Menurut Irma, jika dibandingkan dengan fase awal pelaksanaan, jumlah kasus keracunan makanan dalam program MBG memang cenderung menurun. Namun demikian, di lapangan masih dijumpai sejumlah kendala, mulai dari standar Satuan Pelayanan Pemenuhan Gizi (SPPG) yang belum seragam hingga pengelolaan menu yang tidak sepenuhnya sesuai ketentuan.

“Kalau kita bicara evaluasi satu tahun, memang ada perbaikan. Tapi masih ada SPPG yang tidak memenuhi standar, baik dari sisi sanitasi, penyimpanan bahan makanan, sampai proses pengolahan. Ini tidak boleh dianggap sepele karena menyangkut kesehatan anak-anak,” ujar Irma kepada Parlementaria di Nusantara II, Kompleks Parlemen, Senayan, Jakarta, Selasa (13/1/2026).

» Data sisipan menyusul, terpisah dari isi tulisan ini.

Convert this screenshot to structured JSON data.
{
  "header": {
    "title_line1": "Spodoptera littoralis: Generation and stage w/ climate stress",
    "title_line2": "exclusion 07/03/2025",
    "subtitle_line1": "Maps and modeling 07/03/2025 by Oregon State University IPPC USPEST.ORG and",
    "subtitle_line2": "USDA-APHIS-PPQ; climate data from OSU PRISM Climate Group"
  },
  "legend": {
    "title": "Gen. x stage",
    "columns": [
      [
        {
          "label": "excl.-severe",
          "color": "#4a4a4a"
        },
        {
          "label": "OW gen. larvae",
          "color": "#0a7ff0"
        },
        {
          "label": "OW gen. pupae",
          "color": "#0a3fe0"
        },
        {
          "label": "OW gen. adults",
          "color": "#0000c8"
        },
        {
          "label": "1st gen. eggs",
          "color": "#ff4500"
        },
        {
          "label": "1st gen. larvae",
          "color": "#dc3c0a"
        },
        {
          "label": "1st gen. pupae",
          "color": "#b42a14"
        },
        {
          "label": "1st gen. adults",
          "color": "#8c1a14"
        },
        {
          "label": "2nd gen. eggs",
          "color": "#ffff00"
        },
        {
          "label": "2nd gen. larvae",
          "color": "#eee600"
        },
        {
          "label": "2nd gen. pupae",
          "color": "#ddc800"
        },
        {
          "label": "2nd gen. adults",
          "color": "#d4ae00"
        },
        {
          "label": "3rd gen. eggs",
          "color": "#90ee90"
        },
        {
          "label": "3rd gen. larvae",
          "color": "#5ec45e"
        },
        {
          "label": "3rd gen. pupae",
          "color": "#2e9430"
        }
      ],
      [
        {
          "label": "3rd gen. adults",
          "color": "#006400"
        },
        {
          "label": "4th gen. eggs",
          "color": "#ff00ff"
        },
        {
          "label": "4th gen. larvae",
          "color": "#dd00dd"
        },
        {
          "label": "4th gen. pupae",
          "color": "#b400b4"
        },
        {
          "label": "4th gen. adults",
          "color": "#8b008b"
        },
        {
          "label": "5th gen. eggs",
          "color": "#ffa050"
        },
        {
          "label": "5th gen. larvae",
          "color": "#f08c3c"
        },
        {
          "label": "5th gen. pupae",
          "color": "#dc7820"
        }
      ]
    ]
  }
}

Legislator dari Fraksi Partai NasDem tersebut juga menyoroti masih adanya penggunaan bahan pangan yang tidak sesuai standar, termasuk makanan instan serta produk yang mengandung pengawet. Padahal, program MBG dirancang untuk mendukung pemenuhan gizi seimbang sekaligus menjaga kesehatan anak dalam jangka panjang, khususnya pada masa pertumbuhan dan perkembangan otak.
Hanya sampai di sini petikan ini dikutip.